Async and dataset transformation

  1. Severity of the issue:
  • Medium: Significantly affects my productivity but can find a workaround.
  1. Environment:
  • Ray version: 2.44
  • Python version: 3.11

My data processor class looks something like this:

class Processor:
    def __init__(self, ...):
        ... # initialize resources

    async def process(self, item):
        while True:
            pp_item = self.pre_process(item)  # CPU-bound
            result = await external_operation(pp_item)  # may take a while, up to N times longer than pre/post-processing
            item = self.post_process(result)  # CPU-bound
            if self.done(item):
                break
        return item

I need to transform a dataset using this class, utilizing all available CPU resources. The dataset is quite large, so I need to process it in a streaming fashion, without materializing all of it in memory.

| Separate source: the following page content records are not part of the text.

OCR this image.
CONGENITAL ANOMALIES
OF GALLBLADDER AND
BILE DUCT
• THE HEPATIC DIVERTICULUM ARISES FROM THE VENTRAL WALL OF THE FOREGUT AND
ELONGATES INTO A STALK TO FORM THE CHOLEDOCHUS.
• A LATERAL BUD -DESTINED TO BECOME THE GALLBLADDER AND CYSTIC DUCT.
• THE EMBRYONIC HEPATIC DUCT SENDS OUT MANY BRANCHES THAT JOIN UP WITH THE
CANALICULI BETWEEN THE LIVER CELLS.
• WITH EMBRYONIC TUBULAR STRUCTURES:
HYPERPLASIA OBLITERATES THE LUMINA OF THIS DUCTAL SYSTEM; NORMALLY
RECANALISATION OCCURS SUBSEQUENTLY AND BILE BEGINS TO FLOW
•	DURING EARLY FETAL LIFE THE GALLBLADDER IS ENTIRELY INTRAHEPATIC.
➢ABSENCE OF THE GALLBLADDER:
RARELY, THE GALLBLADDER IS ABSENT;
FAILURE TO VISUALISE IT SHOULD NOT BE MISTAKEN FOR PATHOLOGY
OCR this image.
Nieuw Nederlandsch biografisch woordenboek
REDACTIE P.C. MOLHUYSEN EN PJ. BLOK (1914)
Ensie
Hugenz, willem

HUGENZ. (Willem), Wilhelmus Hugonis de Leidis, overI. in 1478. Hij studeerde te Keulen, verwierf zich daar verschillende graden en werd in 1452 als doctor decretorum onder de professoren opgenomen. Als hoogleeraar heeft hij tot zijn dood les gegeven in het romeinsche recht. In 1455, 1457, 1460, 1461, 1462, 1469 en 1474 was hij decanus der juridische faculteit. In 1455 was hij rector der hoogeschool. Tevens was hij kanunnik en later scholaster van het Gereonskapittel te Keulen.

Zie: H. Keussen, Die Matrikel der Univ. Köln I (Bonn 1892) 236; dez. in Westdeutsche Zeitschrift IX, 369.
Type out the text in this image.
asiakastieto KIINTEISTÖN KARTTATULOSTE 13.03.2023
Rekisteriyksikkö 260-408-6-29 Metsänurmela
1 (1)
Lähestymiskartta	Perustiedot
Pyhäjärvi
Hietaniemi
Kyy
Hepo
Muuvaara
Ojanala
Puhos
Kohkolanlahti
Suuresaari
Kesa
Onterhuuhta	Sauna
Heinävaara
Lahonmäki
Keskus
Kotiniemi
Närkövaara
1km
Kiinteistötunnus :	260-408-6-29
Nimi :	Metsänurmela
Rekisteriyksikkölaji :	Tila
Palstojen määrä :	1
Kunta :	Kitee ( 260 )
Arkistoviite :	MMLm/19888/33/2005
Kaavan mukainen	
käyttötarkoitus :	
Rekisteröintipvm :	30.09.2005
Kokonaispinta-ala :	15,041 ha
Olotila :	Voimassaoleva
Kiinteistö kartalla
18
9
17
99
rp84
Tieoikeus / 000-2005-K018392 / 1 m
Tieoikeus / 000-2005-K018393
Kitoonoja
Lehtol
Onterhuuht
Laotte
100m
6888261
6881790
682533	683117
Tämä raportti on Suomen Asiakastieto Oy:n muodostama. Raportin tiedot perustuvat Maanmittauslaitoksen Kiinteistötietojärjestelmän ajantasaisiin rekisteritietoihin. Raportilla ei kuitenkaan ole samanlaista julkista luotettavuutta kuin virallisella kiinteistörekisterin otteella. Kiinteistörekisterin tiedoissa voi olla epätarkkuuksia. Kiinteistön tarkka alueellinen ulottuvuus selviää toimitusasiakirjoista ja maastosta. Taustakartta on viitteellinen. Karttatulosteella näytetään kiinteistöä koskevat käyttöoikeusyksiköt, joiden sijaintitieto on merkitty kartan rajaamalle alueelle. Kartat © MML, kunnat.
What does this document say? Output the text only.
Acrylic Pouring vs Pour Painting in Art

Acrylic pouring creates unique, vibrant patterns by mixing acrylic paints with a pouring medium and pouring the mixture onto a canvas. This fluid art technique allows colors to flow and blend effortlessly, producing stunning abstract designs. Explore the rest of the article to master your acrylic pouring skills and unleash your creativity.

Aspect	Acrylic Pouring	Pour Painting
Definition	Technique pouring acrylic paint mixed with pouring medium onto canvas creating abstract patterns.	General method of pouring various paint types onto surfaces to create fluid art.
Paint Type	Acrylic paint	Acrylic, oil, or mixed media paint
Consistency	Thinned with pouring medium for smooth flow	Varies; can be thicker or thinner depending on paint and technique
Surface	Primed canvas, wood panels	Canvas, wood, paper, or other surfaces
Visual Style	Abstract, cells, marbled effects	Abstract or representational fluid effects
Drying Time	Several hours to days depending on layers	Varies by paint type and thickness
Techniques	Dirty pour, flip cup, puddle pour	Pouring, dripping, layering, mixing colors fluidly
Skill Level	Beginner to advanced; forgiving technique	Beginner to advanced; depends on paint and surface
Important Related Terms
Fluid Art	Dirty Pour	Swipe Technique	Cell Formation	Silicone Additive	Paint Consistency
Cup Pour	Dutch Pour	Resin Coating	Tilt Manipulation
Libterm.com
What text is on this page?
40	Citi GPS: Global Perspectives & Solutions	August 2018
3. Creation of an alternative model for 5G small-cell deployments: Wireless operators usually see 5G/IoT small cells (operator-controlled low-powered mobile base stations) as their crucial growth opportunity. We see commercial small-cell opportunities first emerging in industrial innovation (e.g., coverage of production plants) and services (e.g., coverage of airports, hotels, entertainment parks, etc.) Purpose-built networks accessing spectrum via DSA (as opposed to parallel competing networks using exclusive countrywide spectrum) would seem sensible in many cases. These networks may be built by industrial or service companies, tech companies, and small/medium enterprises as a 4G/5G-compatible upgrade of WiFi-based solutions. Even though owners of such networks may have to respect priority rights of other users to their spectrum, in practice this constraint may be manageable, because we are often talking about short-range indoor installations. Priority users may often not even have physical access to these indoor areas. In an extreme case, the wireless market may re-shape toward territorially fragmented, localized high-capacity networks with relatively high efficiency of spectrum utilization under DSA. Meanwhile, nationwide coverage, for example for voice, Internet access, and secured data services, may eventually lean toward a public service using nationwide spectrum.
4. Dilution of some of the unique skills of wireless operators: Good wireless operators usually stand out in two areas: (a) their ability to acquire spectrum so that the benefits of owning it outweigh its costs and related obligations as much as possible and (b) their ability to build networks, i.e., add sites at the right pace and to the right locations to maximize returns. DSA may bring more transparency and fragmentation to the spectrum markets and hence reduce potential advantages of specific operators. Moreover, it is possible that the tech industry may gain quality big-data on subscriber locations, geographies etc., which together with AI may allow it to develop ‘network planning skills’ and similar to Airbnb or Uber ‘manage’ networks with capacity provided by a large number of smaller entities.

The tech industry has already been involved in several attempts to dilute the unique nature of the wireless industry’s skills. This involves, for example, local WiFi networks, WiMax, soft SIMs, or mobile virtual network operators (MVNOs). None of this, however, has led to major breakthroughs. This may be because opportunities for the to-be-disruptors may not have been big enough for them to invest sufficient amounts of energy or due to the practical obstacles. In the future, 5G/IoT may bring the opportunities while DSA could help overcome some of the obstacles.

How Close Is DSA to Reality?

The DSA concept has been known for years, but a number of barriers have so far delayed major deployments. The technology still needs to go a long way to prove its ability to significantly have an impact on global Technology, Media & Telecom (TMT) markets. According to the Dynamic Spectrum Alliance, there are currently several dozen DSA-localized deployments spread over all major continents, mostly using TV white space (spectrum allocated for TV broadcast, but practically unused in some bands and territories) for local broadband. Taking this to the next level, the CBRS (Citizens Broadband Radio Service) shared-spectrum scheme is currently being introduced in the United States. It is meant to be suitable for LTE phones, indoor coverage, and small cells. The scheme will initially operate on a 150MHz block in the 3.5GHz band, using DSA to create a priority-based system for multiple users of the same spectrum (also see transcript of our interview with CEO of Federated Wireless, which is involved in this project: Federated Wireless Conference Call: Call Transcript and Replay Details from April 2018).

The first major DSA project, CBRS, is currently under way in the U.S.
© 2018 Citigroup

My idea is to create NUM_CPUS actors based on this class and submit N data rows to each one concurrently.

However, I’m not sure how to do this using the Ray Data API. It seems like I could make Processor a callable class and use it like this:
dataset.map(Processor, fn_constructor_args=..., concurrency=NUM_CPUS).

But how would I specify that each instance can handle up to N concurrent requests?

Alternatively, I suppose I could create an ActorPool, containing N copies of each actor instance but then how would I integrate that with dataset.map()?

It seems to me this can be achieved using map_batches functionality.

You can specify number of concurrent actors through concurrency argument and then control number of rows for each invocation by using batch_size . Do you think something like this would work?

map_batches(
batch_size=N, // N rows per each request
concurrency=NUM_CPUS, // N concurrent workers
num_cpus=1 // 1 cpu per worker
)

That’s what I ended up doing eventually, but this adds quite a bit of boilerplate code to manage the actor pool, as well as scattering/gathering data rows over that pool.
I was wondering if I am missing some built-in option.

Ah, forgot to mention - I ended up with an explicit actor pool, because dataset.map_batches didn’t seem to want to spawn the requested number of workers. I’d ask for concurrency=64, but it would only launch 7 or 8. ¯\(ツ)

Do you have any console logs that you captured? Typically there is a progress bar in console that shows if the operator is backpressure by next stage (not consuming fast enough). In those cases, Raydata will scale down the actors.

if you set concurrency=64 for an actor-based map op, the data pipeline won’t start until all 64 actors have started up.